Validate fallback chains at startup. The prefix bug was silent because a malformed fallback id is only rejected when a failover actually fires, which is rare. I would add a startup check that every id in every chain is a known, resolvable model, so a typo fails the boot instead of quietly disarming a safety net that I only notice missing during an outage.
Cache more than the system prefix. The caching breakpoint sits only on the system message. In the per-article loop, a large research bundle is also reused across the write, edit, and validate calls for that one article. Marking that stable context as a second cache breakpoint would extend the same savings to the user side of the prompt, not just the system side.
why route every LLM call through a single function instead of the provider SDK?
Because the decisions that surround a model call, like which model, what fallback, whether to cache the system prompt, how to track spend, and whether to substitute a cheaper model in development, are the same for every caller and change often. If each of a dozen call sites talks to the provider directly, a model swap becomes a dozen edits and the caching header gets copied inconsistently. Funneling everything through one function means a call site knows only an alias, and every cross-cutting concern lives in one file that I can change once.
how do OpenRouter fallback chains differ from client-side retries?
A client-side retry loop catches an error, waits, and re-issues the request from your process, which adds a full network round trip per attempt and puts the failover logic in your code. OpenRouter fallback chains are passed once in the request body as a list of models, and the router tries them server-side in order until one succeeds. The caller sees a single request and a single response. There is no extra round trip on failover and no retry state to manage in the application, so a busy provider degrades to the next model without any code on my side running twice.
why does litellm break OpenRouter fallback model ids?

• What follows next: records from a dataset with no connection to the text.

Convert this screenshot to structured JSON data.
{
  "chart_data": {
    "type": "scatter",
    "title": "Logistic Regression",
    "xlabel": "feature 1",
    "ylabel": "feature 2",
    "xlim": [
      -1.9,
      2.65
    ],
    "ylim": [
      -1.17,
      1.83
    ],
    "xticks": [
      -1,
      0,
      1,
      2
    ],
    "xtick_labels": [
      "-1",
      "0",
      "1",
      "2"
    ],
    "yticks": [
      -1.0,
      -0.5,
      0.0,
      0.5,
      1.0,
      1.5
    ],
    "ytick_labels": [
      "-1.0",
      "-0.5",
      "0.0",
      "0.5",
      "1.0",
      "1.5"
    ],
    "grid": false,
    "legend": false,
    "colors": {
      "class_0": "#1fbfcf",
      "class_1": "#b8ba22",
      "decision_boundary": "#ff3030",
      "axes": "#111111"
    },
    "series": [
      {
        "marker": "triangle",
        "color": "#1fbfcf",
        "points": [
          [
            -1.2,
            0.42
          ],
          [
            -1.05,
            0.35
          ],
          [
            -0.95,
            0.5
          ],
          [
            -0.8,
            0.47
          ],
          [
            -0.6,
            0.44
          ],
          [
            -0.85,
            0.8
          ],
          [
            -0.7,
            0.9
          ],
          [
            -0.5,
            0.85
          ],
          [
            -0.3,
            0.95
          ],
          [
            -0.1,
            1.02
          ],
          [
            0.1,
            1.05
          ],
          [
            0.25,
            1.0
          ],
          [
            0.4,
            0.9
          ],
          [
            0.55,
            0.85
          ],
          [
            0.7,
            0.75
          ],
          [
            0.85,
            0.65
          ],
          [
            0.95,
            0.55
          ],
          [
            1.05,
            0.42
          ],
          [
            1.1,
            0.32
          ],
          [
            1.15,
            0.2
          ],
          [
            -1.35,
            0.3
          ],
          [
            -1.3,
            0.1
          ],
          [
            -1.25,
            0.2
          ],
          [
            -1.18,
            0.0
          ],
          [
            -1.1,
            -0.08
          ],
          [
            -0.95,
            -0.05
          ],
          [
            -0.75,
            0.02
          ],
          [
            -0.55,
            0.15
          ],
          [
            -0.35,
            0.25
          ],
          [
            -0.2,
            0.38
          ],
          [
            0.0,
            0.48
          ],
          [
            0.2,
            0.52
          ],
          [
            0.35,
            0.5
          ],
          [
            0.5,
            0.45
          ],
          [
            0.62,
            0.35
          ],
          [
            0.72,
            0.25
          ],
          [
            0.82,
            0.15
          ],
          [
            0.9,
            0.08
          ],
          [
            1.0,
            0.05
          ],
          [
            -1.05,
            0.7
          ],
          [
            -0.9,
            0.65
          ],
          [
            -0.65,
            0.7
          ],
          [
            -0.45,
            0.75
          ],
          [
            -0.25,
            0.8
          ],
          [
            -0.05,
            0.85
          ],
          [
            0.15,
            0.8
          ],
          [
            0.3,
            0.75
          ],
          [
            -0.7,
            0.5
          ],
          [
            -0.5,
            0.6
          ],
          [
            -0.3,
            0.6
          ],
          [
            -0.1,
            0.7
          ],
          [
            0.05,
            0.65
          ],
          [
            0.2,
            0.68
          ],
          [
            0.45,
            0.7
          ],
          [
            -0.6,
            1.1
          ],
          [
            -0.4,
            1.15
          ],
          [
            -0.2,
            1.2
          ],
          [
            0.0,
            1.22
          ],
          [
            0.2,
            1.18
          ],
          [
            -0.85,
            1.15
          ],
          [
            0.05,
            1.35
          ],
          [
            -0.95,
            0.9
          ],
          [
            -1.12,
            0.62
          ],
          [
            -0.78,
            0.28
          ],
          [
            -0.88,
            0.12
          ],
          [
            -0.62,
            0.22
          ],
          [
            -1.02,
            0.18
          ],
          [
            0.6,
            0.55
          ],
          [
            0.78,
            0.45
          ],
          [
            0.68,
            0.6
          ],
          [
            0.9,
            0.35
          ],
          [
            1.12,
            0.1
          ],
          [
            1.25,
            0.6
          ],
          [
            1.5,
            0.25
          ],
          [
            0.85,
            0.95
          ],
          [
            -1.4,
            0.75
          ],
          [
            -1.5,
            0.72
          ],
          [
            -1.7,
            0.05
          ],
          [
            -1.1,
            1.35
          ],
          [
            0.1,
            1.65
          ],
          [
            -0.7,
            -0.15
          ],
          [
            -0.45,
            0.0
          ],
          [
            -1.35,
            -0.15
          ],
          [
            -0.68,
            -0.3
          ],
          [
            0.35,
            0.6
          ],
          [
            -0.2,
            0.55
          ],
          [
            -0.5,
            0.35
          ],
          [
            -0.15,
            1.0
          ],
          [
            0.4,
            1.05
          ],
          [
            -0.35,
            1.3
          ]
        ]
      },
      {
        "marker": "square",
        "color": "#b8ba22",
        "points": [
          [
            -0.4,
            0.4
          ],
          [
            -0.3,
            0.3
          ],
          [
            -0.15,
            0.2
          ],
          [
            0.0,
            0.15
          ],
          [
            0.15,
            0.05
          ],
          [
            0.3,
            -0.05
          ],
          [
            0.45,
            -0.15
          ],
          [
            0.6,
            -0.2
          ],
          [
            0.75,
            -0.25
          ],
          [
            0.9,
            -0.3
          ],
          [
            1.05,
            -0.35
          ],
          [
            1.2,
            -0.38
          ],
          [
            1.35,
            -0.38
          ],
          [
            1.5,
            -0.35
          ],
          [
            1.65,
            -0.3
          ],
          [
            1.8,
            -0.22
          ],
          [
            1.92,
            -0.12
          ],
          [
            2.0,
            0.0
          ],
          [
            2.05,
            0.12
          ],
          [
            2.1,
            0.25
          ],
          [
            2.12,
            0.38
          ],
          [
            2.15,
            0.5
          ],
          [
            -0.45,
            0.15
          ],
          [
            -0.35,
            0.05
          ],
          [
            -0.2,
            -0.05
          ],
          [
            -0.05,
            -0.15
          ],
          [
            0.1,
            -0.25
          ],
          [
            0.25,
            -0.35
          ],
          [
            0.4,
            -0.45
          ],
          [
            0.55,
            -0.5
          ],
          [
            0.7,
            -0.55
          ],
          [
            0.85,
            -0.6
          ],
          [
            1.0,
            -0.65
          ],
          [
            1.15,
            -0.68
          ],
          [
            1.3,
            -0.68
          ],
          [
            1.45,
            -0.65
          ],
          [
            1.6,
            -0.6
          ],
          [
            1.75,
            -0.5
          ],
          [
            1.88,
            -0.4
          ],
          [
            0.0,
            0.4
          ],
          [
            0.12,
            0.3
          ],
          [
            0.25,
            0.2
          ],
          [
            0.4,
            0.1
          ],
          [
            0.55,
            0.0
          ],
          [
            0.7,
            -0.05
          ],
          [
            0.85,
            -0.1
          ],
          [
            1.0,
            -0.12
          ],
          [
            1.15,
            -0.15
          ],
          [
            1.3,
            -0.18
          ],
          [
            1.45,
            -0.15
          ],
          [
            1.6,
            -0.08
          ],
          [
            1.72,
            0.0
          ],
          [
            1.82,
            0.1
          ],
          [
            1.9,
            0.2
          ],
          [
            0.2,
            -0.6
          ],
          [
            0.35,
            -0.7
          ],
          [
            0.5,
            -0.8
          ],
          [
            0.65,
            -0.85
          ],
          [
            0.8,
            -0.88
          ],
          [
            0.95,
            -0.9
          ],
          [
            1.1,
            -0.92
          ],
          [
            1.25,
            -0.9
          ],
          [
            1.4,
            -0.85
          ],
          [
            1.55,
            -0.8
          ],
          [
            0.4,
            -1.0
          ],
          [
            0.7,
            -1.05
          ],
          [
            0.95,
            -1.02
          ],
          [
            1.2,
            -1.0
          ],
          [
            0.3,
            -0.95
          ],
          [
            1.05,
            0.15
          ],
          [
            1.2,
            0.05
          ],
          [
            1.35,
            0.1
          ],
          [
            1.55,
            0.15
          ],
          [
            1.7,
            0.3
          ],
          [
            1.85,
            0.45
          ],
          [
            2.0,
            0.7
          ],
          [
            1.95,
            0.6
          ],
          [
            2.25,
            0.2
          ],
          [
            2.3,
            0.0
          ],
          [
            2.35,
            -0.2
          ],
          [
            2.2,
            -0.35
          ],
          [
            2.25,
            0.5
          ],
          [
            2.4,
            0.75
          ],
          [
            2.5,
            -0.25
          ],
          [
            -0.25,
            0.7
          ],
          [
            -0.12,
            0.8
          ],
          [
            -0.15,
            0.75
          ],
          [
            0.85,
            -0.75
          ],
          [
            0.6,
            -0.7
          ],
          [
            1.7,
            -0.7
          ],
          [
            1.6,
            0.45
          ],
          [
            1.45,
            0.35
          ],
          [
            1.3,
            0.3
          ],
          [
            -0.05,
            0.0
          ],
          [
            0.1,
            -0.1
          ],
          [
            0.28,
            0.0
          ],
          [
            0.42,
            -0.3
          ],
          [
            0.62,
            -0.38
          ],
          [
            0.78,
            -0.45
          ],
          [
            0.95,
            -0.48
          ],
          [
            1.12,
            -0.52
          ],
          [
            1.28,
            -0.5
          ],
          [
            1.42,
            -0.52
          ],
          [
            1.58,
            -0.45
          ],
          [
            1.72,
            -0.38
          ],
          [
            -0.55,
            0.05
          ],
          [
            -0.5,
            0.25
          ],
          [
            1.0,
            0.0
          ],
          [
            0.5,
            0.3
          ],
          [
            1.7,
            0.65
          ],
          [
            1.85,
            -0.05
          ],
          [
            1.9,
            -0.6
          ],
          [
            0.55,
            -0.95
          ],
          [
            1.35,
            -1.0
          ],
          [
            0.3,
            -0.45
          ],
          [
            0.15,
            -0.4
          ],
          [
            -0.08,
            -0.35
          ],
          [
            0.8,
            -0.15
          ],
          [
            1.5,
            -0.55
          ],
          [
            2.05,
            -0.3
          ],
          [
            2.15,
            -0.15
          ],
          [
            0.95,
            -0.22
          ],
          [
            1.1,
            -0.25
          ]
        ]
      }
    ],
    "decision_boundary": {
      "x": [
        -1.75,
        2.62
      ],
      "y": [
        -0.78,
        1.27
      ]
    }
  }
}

litellm strips the leading openrouter/ prefix from the primary model field before sending the request, but it passes the extra_body payload straight through untouched. The fallback list lives in extra_body under the models key, so any id there keeps whatever prefix you wrote. If you reuse your prefixed alias strings for the fallback list, OpenRouter receives ids like openrouter/anthropic/claude-haiku, which are not valid model names, and the fallback silently does nothing. The fix is a small helper that removes the prefix so the fallback ids are bare while the primary field keeps its prefix.
how much does Anthropic prompt caching save on a multi-call pipeline?
A cache write costs about 1.25 times the normal input price and a cache read costs roughly a tenth of it. That trade only pays off when the same large prefix is reused many times. In this pipeline a single run makes more than 20 calls that share one big assembled system prompt, so the first call pays the write premium and every call after it reads the cached prefix at a tenth of the cost. Across a run that works out to roughly 85 percent off the input cost of that shared prompt, which is the bulk of the tokens on every call.
how do you develop against an LLM pipeline without spending money on every run?
The router checks a dev-mode flag before it does anything else. In dev mode it swaps the production aliases for a single cheap model or, if a local base URL is set, routes to a model served by LM Studio on my machine for zero API cost. Image generation returns an empty string so it never bills, and the research aliases run through a path that does a plain web search plus the cheap model instead of an expensive deep-research call. The call sites do not change; only the resolved model does, so I can exercise the whole flow end to end while iterating.